Friday, February 18th, 2022

January home sales jump 6.7% despite a record low supply

Diana Olick
other

Sales of previously owned homes in January rose 6.7% from December to a seasonally adjusted annualized rate of 6.5 million units, according to the National Association of Realtors. That exceeded Wall Street expectations significantly. Sales were 2.3% lower compared with January 2021.

The supply of homes for sale fell to a record low, down 16.5% from a year ago. There were just 860,000 homes for sale at the end of January. At the current sales pace it would take just 1.6 months to exhaust that inventory. A 4 to 6-month supply is considered a balanced market. That is also a record low.

“Seller traffic is very very low, implying that inventory is struggling to make the turn. Realtors are indicating multiple bidding wars are still happening,” said Lawrence Yun, chief economist for the Realtors.

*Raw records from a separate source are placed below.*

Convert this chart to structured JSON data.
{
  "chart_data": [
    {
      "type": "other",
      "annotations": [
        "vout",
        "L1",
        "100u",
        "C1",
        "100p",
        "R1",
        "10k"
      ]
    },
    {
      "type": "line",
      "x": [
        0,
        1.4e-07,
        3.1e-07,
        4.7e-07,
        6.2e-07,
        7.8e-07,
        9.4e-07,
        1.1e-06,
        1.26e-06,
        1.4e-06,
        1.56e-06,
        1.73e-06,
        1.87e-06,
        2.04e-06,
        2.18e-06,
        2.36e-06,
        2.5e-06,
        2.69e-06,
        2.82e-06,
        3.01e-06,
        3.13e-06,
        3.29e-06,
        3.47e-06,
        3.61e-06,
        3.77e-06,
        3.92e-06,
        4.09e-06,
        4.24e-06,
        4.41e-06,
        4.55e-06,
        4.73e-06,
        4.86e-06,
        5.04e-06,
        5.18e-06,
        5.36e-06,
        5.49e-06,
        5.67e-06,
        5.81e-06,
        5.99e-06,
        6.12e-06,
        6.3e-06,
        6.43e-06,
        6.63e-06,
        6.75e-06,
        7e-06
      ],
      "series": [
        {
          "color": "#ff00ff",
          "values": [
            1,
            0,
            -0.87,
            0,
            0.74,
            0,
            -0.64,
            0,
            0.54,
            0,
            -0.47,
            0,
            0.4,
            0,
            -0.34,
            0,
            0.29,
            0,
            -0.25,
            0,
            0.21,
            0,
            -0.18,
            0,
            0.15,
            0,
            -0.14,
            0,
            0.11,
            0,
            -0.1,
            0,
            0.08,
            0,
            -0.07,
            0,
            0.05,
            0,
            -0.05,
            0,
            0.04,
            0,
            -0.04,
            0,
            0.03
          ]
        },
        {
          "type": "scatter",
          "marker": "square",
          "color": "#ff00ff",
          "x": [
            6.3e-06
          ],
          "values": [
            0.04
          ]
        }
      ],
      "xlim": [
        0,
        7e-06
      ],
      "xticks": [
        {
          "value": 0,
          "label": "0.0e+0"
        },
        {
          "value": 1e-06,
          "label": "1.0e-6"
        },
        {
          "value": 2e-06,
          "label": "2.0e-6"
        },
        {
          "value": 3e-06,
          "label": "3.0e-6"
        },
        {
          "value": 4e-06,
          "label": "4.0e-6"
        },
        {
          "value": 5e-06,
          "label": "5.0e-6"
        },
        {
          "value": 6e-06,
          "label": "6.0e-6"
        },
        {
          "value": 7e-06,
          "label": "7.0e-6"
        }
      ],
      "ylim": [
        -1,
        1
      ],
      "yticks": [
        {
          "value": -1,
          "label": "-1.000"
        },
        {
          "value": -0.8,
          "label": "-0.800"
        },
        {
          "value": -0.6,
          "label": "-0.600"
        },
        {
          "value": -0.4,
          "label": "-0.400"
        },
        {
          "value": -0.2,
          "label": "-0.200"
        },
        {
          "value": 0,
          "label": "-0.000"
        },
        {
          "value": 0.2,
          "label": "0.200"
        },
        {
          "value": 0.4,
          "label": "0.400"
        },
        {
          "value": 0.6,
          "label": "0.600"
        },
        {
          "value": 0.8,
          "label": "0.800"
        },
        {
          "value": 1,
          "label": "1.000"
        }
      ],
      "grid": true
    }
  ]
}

Tight supply and strong demand pushed the median price of a home sold in January to $350,300, an increase of 15.4% from January 2021.

That price is being somewhat skewed by the fact that the bulk of sales activity is on the higher end of the market. Supply is leanest on the low end. Homes priced between $100,000 and $250,000 were down 23% from a year ago, while sales of homes priced between $750,000 and $1 million rose 33%. Sales of homes priced above $1 million were up 39%.

Homes are also selling fast, with an average 19 days to go under contract. One year ago, when the market was also strong, days-on-market was 21.

These sales are based on contracts signed in November and December, before mortgage rates began to rise sharply. The average rate on the 30-year fixed loan was around 3.2% during that time. Now it is just over 4%, according to Mortgage News Daily.

The share of sales made all in cash rose to 27% from 19% a year ago. Part of that may be due to a rise in the investor share to 22% from 15% a year ago.

“Investors are really popping out, and this may be why we’re seeing a pop in home sales,” said Yun.

“The major question is whether rising rates will quench housing demand that stems, in large part, from a demographic tidal wave of young households at key homebuying ages,” said Danielle Hale, chief economist for Realtor.com. “Our expectation is that we’ll continue to see home sales at a relatively high level throughout 2022, as post-pandemic shifts like rising workplace flexibility enable would-be buyers to expand their geographic search horizons and find an affordable place to call home.”

Sales of newly-built homes, which are counted by contracts signed during the month not closings, jumped nearly 12% in December from November. Buyers are turning more to new construction because of the very low supply of existing homes for sale. Unfortunately builders are not keeping up with demand, as supply chain and labor issues slow production.